In the world of science, technology, engineering, and mathematics (STEM), which is still largely a male-dominated field, Yeo De Xin is a minority. She is a 2018 BS in Computer Science in Real-Time Interactive Simulation graduate who discovered her love for the technology sector in her teens. De Xin is now pursuing her career as a junior research engineer at Acronis Asia.
De Xin first got interested in computer science after pursuing a Diploma in Financial Business Informatics from Temasek Polytechnic. The course gave her a good understanding of e-banking and IT management and systems. She also picked up the fundamentals of web applications and programming during her time there. “I chose this course because it was popular at the time,” De Xin says. “It offered a mix of both finance and IT, and I ended up really enjoying the latter. I decided to further my studies in this area after graduating.”

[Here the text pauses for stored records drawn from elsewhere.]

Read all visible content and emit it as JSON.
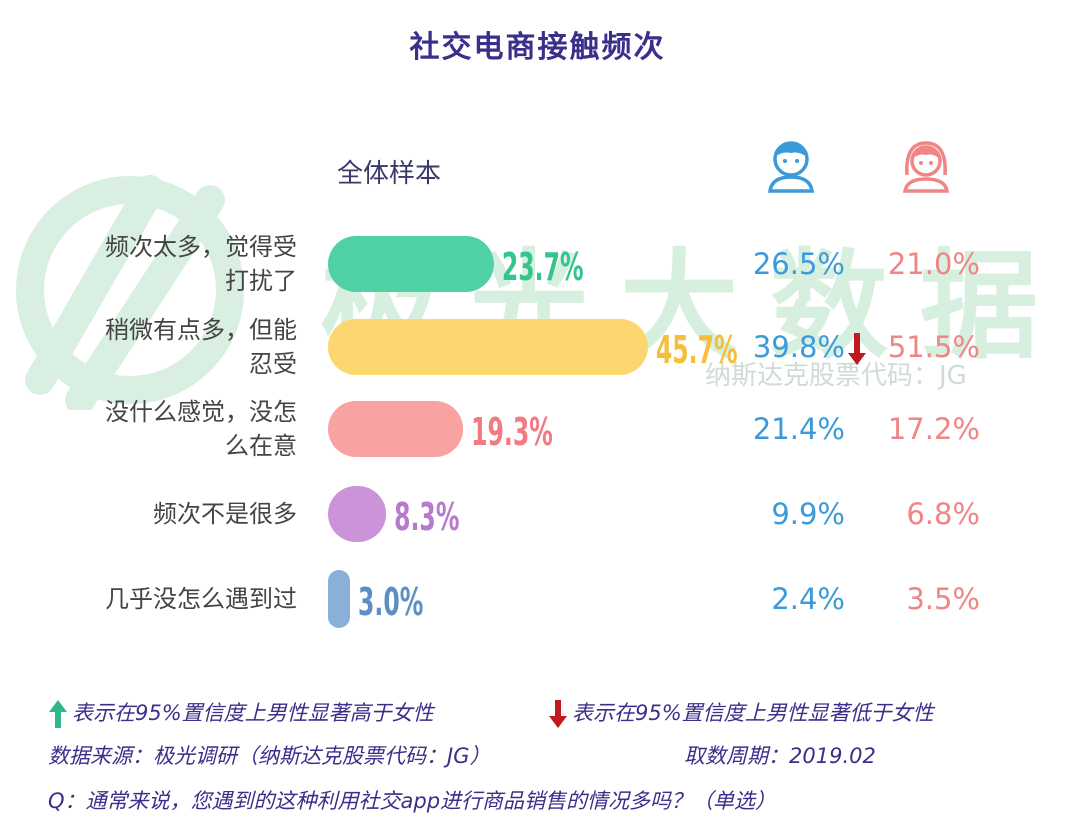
{
  "title": "社交电商接触频次",
  "sample_label": "全体样本",
  "watermark": {
    "text": "极光大数据",
    "sub": "纳斯达克股票代码：JG"
  },
  "icons": {
    "male": "male-user-icon",
    "female": "female-user-icon"
  },
  "colors": {
    "title": "#3a2f8a",
    "male": "#3b9ad9",
    "female": "#ef8585",
    "bars": [
      "#4fd1a5",
      "#fcd66e",
      "#f8a2a2",
      "#cc93d8",
      "#88b0d8"
    ],
    "labels": [
      "#34c58e",
      "#f3bf3d",
      "#f27b83",
      "#b67bcc",
      "#5d8fc4"
    ],
    "down_arrow": "#c0191f",
    "up_arrow": "#2fb98b"
  },
  "chart_data": {
    "type": "bar",
    "orientation": "horizontal",
    "title": "社交电商接触频次",
    "categories": [
      [
        "频次太多，觉得受",
        "打扰了"
      ],
      [
        "稍微有点多，但能",
        "忍受"
      ],
      [
        "没什么感觉，没怎",
        "么在意"
      ],
      [
        "频次不是很多"
      ],
      [
        "几乎没怎么遇到过"
      ]
    ],
    "series": [
      {
        "name": "全体样本",
        "values": [
          23.7,
          45.7,
          19.3,
          8.3,
          3.0
        ],
        "labels": [
          "23.7%",
          "45.7%",
          "19.3%",
          "8.3%",
          "3.0%"
        ]
      }
    ],
    "male": {
      "values": [
        26.5,
        39.8,
        21.4,
        9.9,
        2.4
      ],
      "labels": [
        "26.5%",
        "39.8%",
        "21.4%",
        "9.9%",
        "2.4%"
      ]
    },
    "female": {
      "values": [
        21.0,
        51.5,
        17.2,
        6.8,
        3.5
      ],
      "labels": [
        "21.0%",
        "51.5%",
        "17.2%",
        "6.8%",
        "3.5%"
      ]
    },
    "significance_down": [
      false,
      true,
      false,
      false,
      false
    ]
  },
  "legend": {
    "up": "表示在95%置信度上男性显著高于女性",
    "down": "表示在95%置信度上男性显著低于女性"
  },
  "source": "数据来源：极光调研（纳斯达克股票代码：JG）",
  "period": "取数周期：2019.02",
  "question": "Q：通常来说，您遇到的这种利用社交app进行商品销售的情况多吗？（单选）"
}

De Xin wanted to go deeper in her programming knowledge and enrolled in DigiPen (Singapore) in 2014 to get a degree in computer science. She applied for a full-time job at Acronis after graduating, having heard good things about the company from her classmates. Acronis is a global leader in cyber protection that was founded in Singapore in 2003. They offer a wide range of innovative cyber protection solutions, combining traditional data protection with cybersecurity to combat modern threats for both personal usage and business or commercial use. “I was attracted to the fast pace of work at Acronis and had heard that there are many opportunities to grow there,” De Xin says. “I was drawn to the challenge and I love being able to constantly learn new things, so it is a good fit for me.”
Since Acronis presents solutions to protect the digital world from ever-evolving cyber threats, De Xin has also had to familiarize herself with the ins and outs of cybersecurity. In her free time, she reads up on encryption technology and NoSQL databases as part of research for her projects. Despite having little prior experience in these fields, De Xin is not daunted by the steep learning curve. She is used to challenging herself and taking the initiative to find solutions. Whenever De Xin faces difficult tasks at work, she will do research and try multiple ways of solving the problem until she finds a solution. This process is similar to what she practiced during her undergraduate days when she worked on projects and assignments, and it’s what fuels her resourcefulness at work.
When asked about what she enjoys most about her job, De Xin says: “The technology sector is ever-changing. The bugs and issues that one faces while doing software development are never the same. This is what makes the field interesting, and it never gets boring.” She hopes that more people — especially women — will be open to exploring the world of computer science, and she encourages others to take the leap where they can. “You’ll never know whether you like it or not unless you try,” De Xin adds.